Your family is visiting a friend’s family for the holiday weekend. The friend generously offers to have you stay at their house. Things are going great until it’s lunchtime and out comes the florescent orange mac & cheese and fake lemonade. What do you do? Well, you have a few options: (1) tell yourself that it’s only a few meals and it won’t seriously impact the kids’ health (2) tell your host that you’d never feed your child that crap (3) come prepared in anticipation of this possible scenario.

Health is incredibly important and I’m generally in favor of doing whatever you have to do to eat healthy. However, friendship is also precious and waving your nose in the air at her meal suggestion is not advisable either. No one likes to be made to feel bad about the way they feed their family. Instead, come prepared. Here are a few suggestions to survive a junk food weekend.


Prior to arrival, find out if there are any plans for meals. Offer to cook a side dish or if you are up for it, dinner. This way there will be at least a few healthy options available. It’s also a great way to say thank you for hosting and introduce your friends to something you and your family enjoy. Saralyn Crossen, mother of two boys, offers this advice,”I always bake a few snacks and healthy treats before I go on a trip. Kids are often on different schedules and this way I have something with me that doesn’t require cooking or imposing on my host.” This tip also works great if you can offer your kid your homemade treat instead of the marshmallow, Oreo and cheese whiz extravaganza.


When you arrive, tell your hosts you need to run to the store to grab a few things and ask if they need anything. Load up on nutritious, fresh things that can be added to planned meals and make sure to stock up on your child’s healthy go-to favorites. Know your kid will eat blueberries and spinach? Try to find ways of incorporating those items into meals.


Add veggies whenever possible. Throw in some frozen or fresh broccoli in the mac & cheese, make a side of sauteed baby carrots, add cucumber, avocado & tomato slices the bagel and cream cheese, make a salad to accompany each meal.

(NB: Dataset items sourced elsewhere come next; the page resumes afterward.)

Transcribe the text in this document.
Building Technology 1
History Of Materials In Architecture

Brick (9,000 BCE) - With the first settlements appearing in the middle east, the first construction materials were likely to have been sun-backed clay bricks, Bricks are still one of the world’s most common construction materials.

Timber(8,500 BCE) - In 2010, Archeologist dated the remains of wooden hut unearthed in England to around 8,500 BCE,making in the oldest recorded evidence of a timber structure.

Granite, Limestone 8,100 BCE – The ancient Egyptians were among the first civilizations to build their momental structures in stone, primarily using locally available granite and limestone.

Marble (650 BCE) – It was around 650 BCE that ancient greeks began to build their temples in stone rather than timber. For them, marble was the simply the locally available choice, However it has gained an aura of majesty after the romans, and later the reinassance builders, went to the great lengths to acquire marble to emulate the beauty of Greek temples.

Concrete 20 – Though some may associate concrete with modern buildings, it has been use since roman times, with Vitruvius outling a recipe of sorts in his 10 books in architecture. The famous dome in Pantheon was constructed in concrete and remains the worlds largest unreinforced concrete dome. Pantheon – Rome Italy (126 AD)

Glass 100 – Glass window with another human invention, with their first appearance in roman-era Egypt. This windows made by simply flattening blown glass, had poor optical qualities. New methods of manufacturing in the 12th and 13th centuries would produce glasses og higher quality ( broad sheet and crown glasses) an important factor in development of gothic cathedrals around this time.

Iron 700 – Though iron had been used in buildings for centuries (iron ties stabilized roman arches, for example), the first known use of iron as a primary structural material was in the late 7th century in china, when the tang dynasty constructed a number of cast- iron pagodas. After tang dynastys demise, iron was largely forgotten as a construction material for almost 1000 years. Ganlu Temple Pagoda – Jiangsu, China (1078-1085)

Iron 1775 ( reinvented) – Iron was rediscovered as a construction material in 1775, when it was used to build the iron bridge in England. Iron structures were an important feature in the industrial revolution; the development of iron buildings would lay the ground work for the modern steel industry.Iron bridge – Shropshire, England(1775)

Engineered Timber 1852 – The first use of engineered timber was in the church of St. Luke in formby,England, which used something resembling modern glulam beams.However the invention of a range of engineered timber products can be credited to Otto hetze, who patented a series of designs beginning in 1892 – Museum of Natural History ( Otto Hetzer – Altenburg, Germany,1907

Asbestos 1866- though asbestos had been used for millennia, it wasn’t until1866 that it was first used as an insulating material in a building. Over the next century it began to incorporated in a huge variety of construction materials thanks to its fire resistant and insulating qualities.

It feels cruel to constantly be saying no to your child when the other kids in the room are drinking juice and soda. Try to offer an alternative or make something special like lemonade (all it takes is water, a lemon and a little honey for homemade lemonade), iced herb tea, or fresh OJ. Depending on the age of your child, things like using a special water cup, adding a colorful straw or real strawberry,  or a squeeze of lemon might be all they need to be happy. If they really want the soda, pour it into a glass with tons of ice to minimize the portion size. Juice? Dilute, dilute, dilute. Try to steer clear of artificial colorings if possible.


When out and about, many parents tend to buy food when their kids get hungry. Chances are, whatever you’re going to buy is not going to be as healthy as something you bring. When going anywhere for more than 45 minutes, pack snacks (apple slices w/almond butter, carrots, nuts, tangerines, raisins, seaweed/nori sheets, hard-boiled eggs, etc.) and lots of water. I’ve personally found that friend’s kids will flock to the snacks and even the picky ones will end up eating what you’ve brought. Bring enough to share!


There will be times when you are forced to pick the best option of several unhealthy foods. Choose the one with the least amount of ingredients and artificial additives. If everyone is having doughnuts, PopTarts, and cereal for breakfast, see if there is “healthier” option (maybe Cheerios instead of Lucky Charms?). Offer to whip up scrambled eggs or oatmeal. Making sandwiches? Bulk up on the veggies and use less of the processed cheese and meats.

The bottom line is if you stay with someone else, be a gracious guest. It may be extremely tempting to try to “enlighten” your hosts, but unless they ask, don’t bring it up. You are more likely to make them feel attacked and they’ll wind up defensive instead of receptive. Food is an extremely sensitive and charged subject and if you really want to connect with your friend, try some of these ideas from Robyn O’Brien. Can’t stomach the idea of your children eating junk food for a whole weekend? Don’t stay with friends. Instead, rent a hotel room and meet up for non-meal outings or go out to a restaurant that you are comfortable with.

Do you have other suggestions or personal experiences with surviving  a junk food experience?